On 1 June 2011 21:35, Nathan nawrich@gmail.com wrote:
Forgive me if I find these resolutions rather toothless; this is another in a string of board resolutions that simply "urge the projects." I'd love to understand what the Board thinks such resolutions will accomplish. I understand there are legal constraints on the ability of the Foundation to exercise control over content, but these "urgings" are weakly stated even compared to other Foundation content resolutions (c.f. the licensing policy). Statements of principle are all well and good, but when community positions are firmly entrenched they are likely to have little impact. In the area of images of identifiable subjects, I suspect the WMF will need to be sued over a particularly vicious set of circumstances before substantial progress will be made, and that is disappointing.
I agree. This is a very disappointing conclusion to a very long and expensive process. The only real resolution was to create a software feature that was proposed many times before the formal process started and had quite wide support too, so could have just been implemented.

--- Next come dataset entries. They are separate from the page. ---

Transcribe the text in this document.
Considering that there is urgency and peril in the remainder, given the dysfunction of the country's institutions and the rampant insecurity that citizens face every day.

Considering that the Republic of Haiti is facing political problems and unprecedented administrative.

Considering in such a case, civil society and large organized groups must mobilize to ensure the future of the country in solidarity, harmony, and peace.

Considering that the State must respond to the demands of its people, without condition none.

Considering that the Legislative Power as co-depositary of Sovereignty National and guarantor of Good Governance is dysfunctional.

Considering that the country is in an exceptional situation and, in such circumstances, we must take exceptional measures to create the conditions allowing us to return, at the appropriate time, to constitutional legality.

The reason we needed this complex process is because the community was unable to sort the problem out on its own. A few urgings aren't going to make any difference. Those kind of urgings only work when they come from an individual or group with a lot of trust and respect that people think probably knows better than them. I'm sorry to say that the WMF board is not such a group (although that's mostly because the community largely doesn't know anything about them, rather than because they've done anything wrong).